"In a famous Zen story two monks are walking together and come to a river. A beautiful woman is standing there trying to figure out how to get across. The older monk offers to help and picks her up and carries her. Later, as the two monks resume their stroll, the younger says, 'I thought we weren't supposed to have contact with women.' The older monk replies, 'I put the woman down long ago, but you're still carrying her.'
"The lesson usually drawn from this story is, do what you have to do and move on. From a typical spiritual point of view, the monk picks up the woman and then lets go. No attachments, no complications, no worries.
"But disturbing reflection can be a good thing. Even inner conflict and worry inspire the need to sort things out. In my interpretation of the story, the young monk who can't stop thinking about the woman would become the teacher. He's more human and has the capacity to carry his experiences for a long time and worry about them. In a way, the story contrasts spirit and soul, and I favor the soulful young man."Thomas Moore, Pg. 115, A Religion of One's Own)

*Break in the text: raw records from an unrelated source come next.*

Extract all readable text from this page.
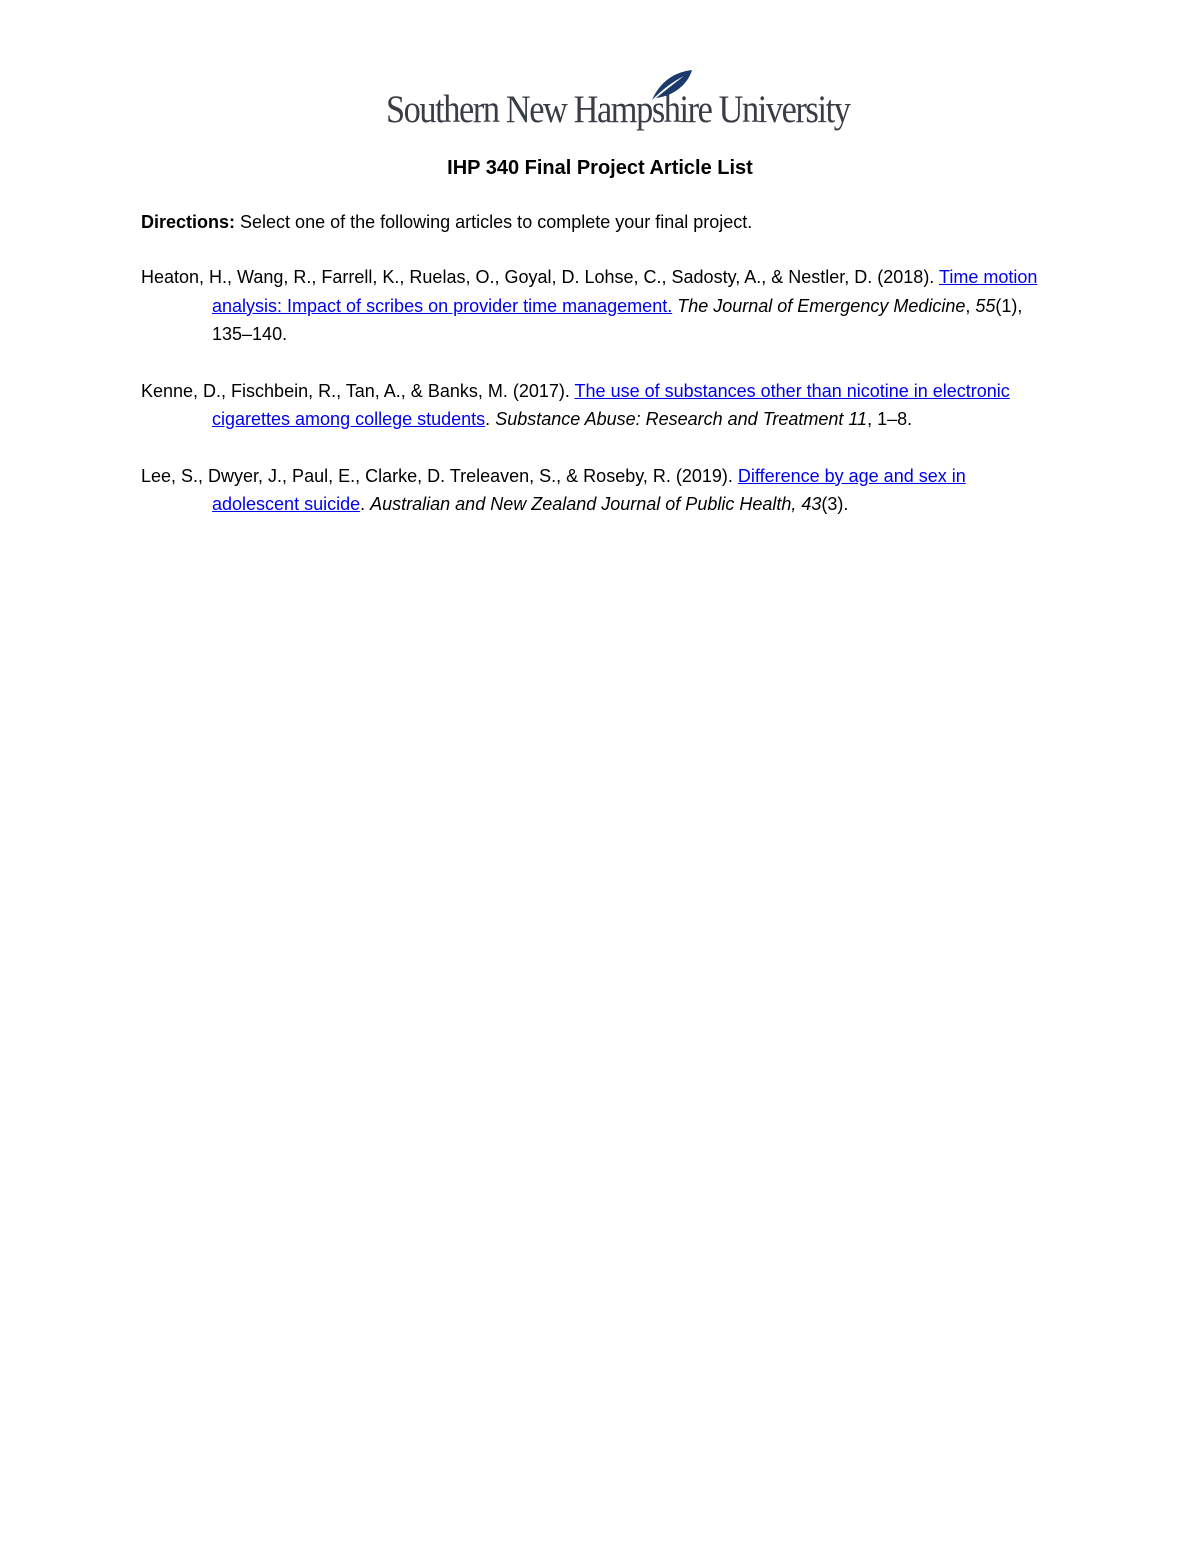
Southern New Hampshire University
IHP 340 Final Project Article List
Directions: Select one of the following articles to complete your final project.

Heaton, H., Wang, R., Farrell, K., Ruelas, O., Goyal, D. Lohse, C., Sadosty, A., & Nestler, D. (2018). Time motion analysis: Impact of scribes on provider time management. The Journal of Emergency Medicine, 55(1), 135–140.

Kenne, D., Fischbein, R., Tan, A., & Banks, M. (2017). The use of substances other than nicotine in electronic cigarettes among college students. Substance Abuse: Research and Treatment 11, 1–8.

Lee, S., Dwyer, J., Paul, E., Clarke, D. Treleaven, S., & Roseby, R. (2019). Difference by age and sex in adolescent suicide. Australian and New Zealand Journal of Public Health, 43(3).
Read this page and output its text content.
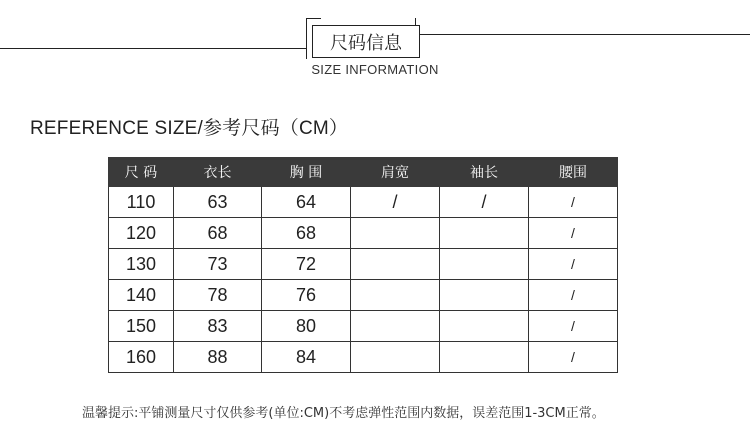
尺码信息
SIZE INFORMATION
REFERENCE SIZE/参考尺码（CM）
尺 码	衣长	胸 围	肩宽	袖长	腰围
110	63	64	/	/	/
120	68	68			/
130	73	72			/
140	78	76			/
150	83	80			/
160	88	84			/
温馨提示:平铺测量尺寸仅供参考(单位:CM)不考虑弹性范围内数据，误差范围1-3CM正常。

It was a refreshing and a relief to read this excerpt this morning. I've heard this story a few times and I've always looked at it from the spiritual point of view. I'm glad Thomas Moore gave us his perspective from the soul's point of view. I spent a lot of my childhood worrying and full of inner conflict, and to have a licensed psychologist acknowledge that this it isn't a genetice defect or something that needs to be fixed is a huge relief, even as a I approach 40.